Marketplace settoriali e sezioni dedicate al made in Italy

L’agro-alimentare è un comparto con una serie di specificità che vanno dalla compresenza di piccoli e grandi produttori che competono anche in termini di export, ed una forte componente della GD e GDO quale mercato di sbocco; le logiche di approvvigionamento della distribuzione organizzata naturalmente determinano una serie di variabili tra cui volumi di acquisto, timing di consegna, prezzo di sell-in, che non sempre la PMI riesce a garantire.

Il digitale offre la potenzialità di ampliare la tipologia ed il numero dei buyer e delle aziende clienti (che possono includere l’horeca e negozi specializzati), offrendo dunque alle PMI la possibilità di studiare una strategia di export più adatta alla capacità produttiva ed alla competenza organizzativa di una realtà più piccola ma spesso portatrice di eccellenze.

I marketplace settoriali hanno un posizionamento diverso l’uno dall’altro: Agrelma è una piattaforma di e-commerce B2B, specializzata in agro-alimentare e con un focus importante sul vino; vi sono poi piattaforme specializzate per Paesi specifici come Bravo Italy Gourmet, che copre Arabia Saudita, Kuwait, Oman, UAE, ed è adatto a piccoli produttori; ancora, citiamo Emerge, una startup foodtech italiana focalizzata sul segmento ristoranti/ catene di supermercati/ gourmet shop che si auto-definisce “aeroporto digitale” in quanto contestualizza l’esperienza digitale del buyer con il supporto della narrazione del territorio di provenienza dei prodotti (in 15 lingue).
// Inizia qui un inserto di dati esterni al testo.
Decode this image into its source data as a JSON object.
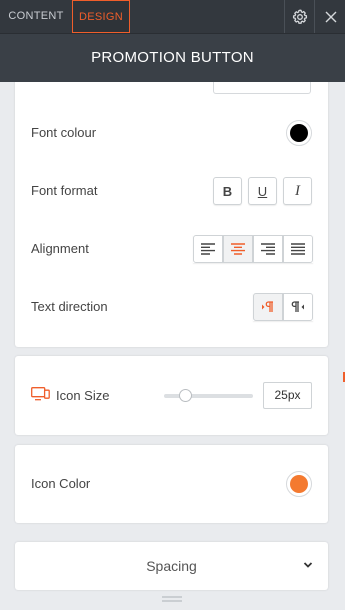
{
  "tabs": [
    {
      "label": "CONTENT",
      "active": false
    },
    {
      "label": "DESIGN",
      "active": true
    }
  ],
  "header": {
    "title": "PROMOTION BUTTON"
  },
  "typography": {
    "font_colour_label": "Font colour",
    "font_colour": "#000000",
    "font_format_label": "Font format",
    "font_format_buttons": [
      {
        "name": "bold",
        "label": "B"
      },
      {
        "name": "underline",
        "label": "U"
      },
      {
        "name": "italic",
        "label": "I"
      }
    ],
    "alignment_label": "Alignment",
    "alignment_options": [
      "left",
      "center",
      "right",
      "justify"
    ],
    "alignment_selected": "center",
    "text_direction_label": "Text direction",
    "text_direction_options": [
      "ltr",
      "rtl"
    ],
    "text_direction_selected": "ltr"
  },
  "icon_size": {
    "label": "Icon Size",
    "value": "25px",
    "slider_fraction": 0.24
  },
  "icon_color": {
    "label": "Icon Color",
    "color": "#f47a30"
  },
  "spacing": {
    "label": "Spacing"
  },
  "colors": {
    "accent": "#ef5e2b",
    "dark_bar": "#33383e"
  }
}
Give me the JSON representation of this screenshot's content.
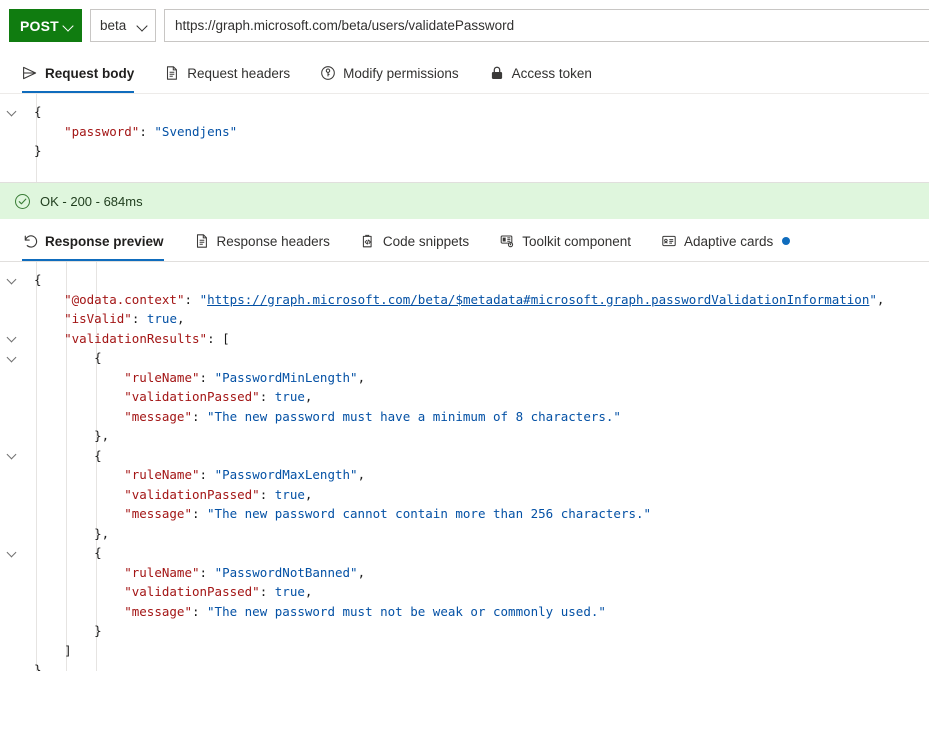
{
  "query_bar": {
    "method": "POST",
    "method_icon": "chevron-down-icon",
    "version": "beta",
    "version_icon": "chevron-down-icon",
    "url": "https://graph.microsoft.com/beta/users/validatePassword"
  },
  "request_tabs": [
    {
      "label": "Request body",
      "icon": "send-icon",
      "selected": true
    },
    {
      "label": "Request headers",
      "icon": "document-icon",
      "selected": false
    },
    {
      "label": "Modify permissions",
      "icon": "key-icon",
      "selected": false
    },
    {
      "label": "Access token",
      "icon": "lock-icon",
      "selected": false
    }
  ],
  "request_body": {
    "lines": [
      {
        "caret": true,
        "depth": 0,
        "tokens": [
          {
            "t": "p",
            "v": "{"
          }
        ]
      },
      {
        "caret": false,
        "depth": 1,
        "tokens": [
          {
            "t": "k",
            "v": "\"password\""
          },
          {
            "t": "p",
            "v": ": "
          },
          {
            "t": "s",
            "v": "\"Svendjens\""
          }
        ]
      },
      {
        "caret": false,
        "depth": 0,
        "tokens": [
          {
            "t": "p",
            "v": "}"
          }
        ]
      }
    ]
  },
  "status": {
    "icon": "check-circle-icon",
    "text": "OK - 200 - 684ms",
    "code": "200",
    "message": "OK",
    "duration": "684ms",
    "background": "#dff6dd"
  },
  "response_tabs": [
    {
      "label": "Response preview",
      "icon": "history-back-icon",
      "selected": true,
      "badge": false
    },
    {
      "label": "Response headers",
      "icon": "document-icon",
      "selected": false,
      "badge": false
    },
    {
      "label": "Code snippets",
      "icon": "code-clipboard-icon",
      "selected": false,
      "badge": false
    },
    {
      "label": "Toolkit component",
      "icon": "toolkit-gear-icon",
      "selected": false,
      "badge": false
    },
    {
      "label": "Adaptive cards",
      "icon": "card-icon",
      "selected": false,
      "badge": true
    }
  ],
  "response_body": {
    "odata_context": "https://graph.microsoft.com/beta/$metadata#microsoft.graph.passwordValidationInformation",
    "isValid": "true",
    "validationResults": [
      {
        "ruleName": "PasswordMinLength",
        "validationPassed": "true",
        "message": "The new password must have a minimum of 8 characters."
      },
      {
        "ruleName": "PasswordMaxLength",
        "validationPassed": "true",
        "message": "The new password cannot contain more than 256 characters."
      },
      {
        "ruleName": "PasswordNotBanned",
        "validationPassed": "true",
        "message": "The new password must not be weak or commonly used."
      }
    ],
    "lines": [
      {
        "caret": true,
        "depth": 0,
        "tokens": [
          {
            "t": "p",
            "v": "{"
          }
        ]
      },
      {
        "caret": false,
        "depth": 1,
        "tokens": [
          {
            "t": "k",
            "v": "\"@odata.context\""
          },
          {
            "t": "p",
            "v": ": "
          },
          {
            "t": "s",
            "v": "\""
          },
          {
            "t": "lnk",
            "v": "https://graph.microsoft.com/beta/$metadata#microsoft.graph.passwordValidationInformation"
          },
          {
            "t": "s",
            "v": "\""
          },
          {
            "t": "p",
            "v": ","
          }
        ]
      },
      {
        "caret": false,
        "depth": 1,
        "tokens": [
          {
            "t": "k",
            "v": "\"isValid\""
          },
          {
            "t": "p",
            "v": ": "
          },
          {
            "t": "b",
            "v": "true"
          },
          {
            "t": "p",
            "v": ","
          }
        ]
      },
      {
        "caret": true,
        "depth": 1,
        "tokens": [
          {
            "t": "k",
            "v": "\"validationResults\""
          },
          {
            "t": "p",
            "v": ": ["
          }
        ]
      },
      {
        "caret": true,
        "depth": 2,
        "tokens": [
          {
            "t": "p",
            "v": "{"
          }
        ]
      },
      {
        "caret": false,
        "depth": 3,
        "tokens": [
          {
            "t": "k",
            "v": "\"ruleName\""
          },
          {
            "t": "p",
            "v": ": "
          },
          {
            "t": "s",
            "v": "\"PasswordMinLength\""
          },
          {
            "t": "p",
            "v": ","
          }
        ]
      },
      {
        "caret": false,
        "depth": 3,
        "tokens": [
          {
            "t": "k",
            "v": "\"validationPassed\""
          },
          {
            "t": "p",
            "v": ": "
          },
          {
            "t": "b",
            "v": "true"
          },
          {
            "t": "p",
            "v": ","
          }
        ]
      },
      {
        "caret": false,
        "depth": 3,
        "tokens": [
          {
            "t": "k",
            "v": "\"message\""
          },
          {
            "t": "p",
            "v": ": "
          },
          {
            "t": "s",
            "v": "\"The new password must have a minimum of 8 characters.\""
          }
        ]
      },
      {
        "caret": false,
        "depth": 2,
        "tokens": [
          {
            "t": "p",
            "v": "},"
          }
        ]
      },
      {
        "caret": true,
        "depth": 2,
        "tokens": [
          {
            "t": "p",
            "v": "{"
          }
        ]
      },
      {
        "caret": false,
        "depth": 3,
        "tokens": [
          {
            "t": "k",
            "v": "\"ruleName\""
          },
          {
            "t": "p",
            "v": ": "
          },
          {
            "t": "s",
            "v": "\"PasswordMaxLength\""
          },
          {
            "t": "p",
            "v": ","
          }
        ]
      },
      {
        "caret": false,
        "depth": 3,
        "tokens": [
          {
            "t": "k",
            "v": "\"validationPassed\""
          },
          {
            "t": "p",
            "v": ": "
          },
          {
            "t": "b",
            "v": "true"
          },
          {
            "t": "p",
            "v": ","
          }
        ]
      },
      {
        "caret": false,
        "depth": 3,
        "tokens": [
          {
            "t": "k",
            "v": "\"message\""
          },
          {
            "t": "p",
            "v": ": "
          },
          {
            "t": "s",
            "v": "\"The new password cannot contain more than 256 characters.\""
          }
        ]
      },
      {
        "caret": false,
        "depth": 2,
        "tokens": [
          {
            "t": "p",
            "v": "},"
          }
        ]
      },
      {
        "caret": true,
        "depth": 2,
        "tokens": [
          {
            "t": "p",
            "v": "{"
          }
        ]
      },
      {
        "caret": false,
        "depth": 3,
        "tokens": [
          {
            "t": "k",
            "v": "\"ruleName\""
          },
          {
            "t": "p",
            "v": ": "
          },
          {
            "t": "s",
            "v": "\"PasswordNotBanned\""
          },
          {
            "t": "p",
            "v": ","
          }
        ]
      },
      {
        "caret": false,
        "depth": 3,
        "tokens": [
          {
            "t": "k",
            "v": "\"validationPassed\""
          },
          {
            "t": "p",
            "v": ": "
          },
          {
            "t": "b",
            "v": "true"
          },
          {
            "t": "p",
            "v": ","
          }
        ]
      },
      {
        "caret": false,
        "depth": 3,
        "tokens": [
          {
            "t": "k",
            "v": "\"message\""
          },
          {
            "t": "p",
            "v": ": "
          },
          {
            "t": "s",
            "v": "\"The new password must not be weak or commonly used.\""
          }
        ]
      },
      {
        "caret": false,
        "depth": 2,
        "tokens": [
          {
            "t": "p",
            "v": "}"
          }
        ]
      },
      {
        "caret": false,
        "depth": 1,
        "tokens": [
          {
            "t": "p",
            "v": "]"
          }
        ]
      },
      {
        "caret": false,
        "depth": 0,
        "tokens": [
          {
            "t": "p",
            "v": "}"
          }
        ]
      }
    ]
  },
  "colors": {
    "method_green": "#107c10",
    "accent_blue": "#0f6cbd",
    "status_green_bg": "#dff6dd",
    "json_key": "#a31515",
    "json_string": "#0451a5"
  }
}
Vi sono poi piattaforme più tecniche, come Agrieconomie, marketplace B2B dedicato agli agricoltori.

Sui marketplace generalisti, inoltre, si trovano talora sezioni specializzate per settore e per provenienza geografica dei prodotti: è il caso di Amazon Made in Italy, vetrina specializzata strutturata in accordo con Ice, che valorizza le produzioni agro-alimentari italiane nella sezione dedicata al settore; lo stesso fa Tannico, marketplace specializzato in vino che sempre in accordo con Ice ha anche attivato un programma agevolato per 400 aziende italiane interessate a promuovere i propri prodotti verso 18 Paesi nel mondo.

Ai marketplace si aggiungono i vendor digitali, “boutique” del web con una proposta selezionata ed una focalizzazione su una determinata area geografica, generalmente di raggio limitato.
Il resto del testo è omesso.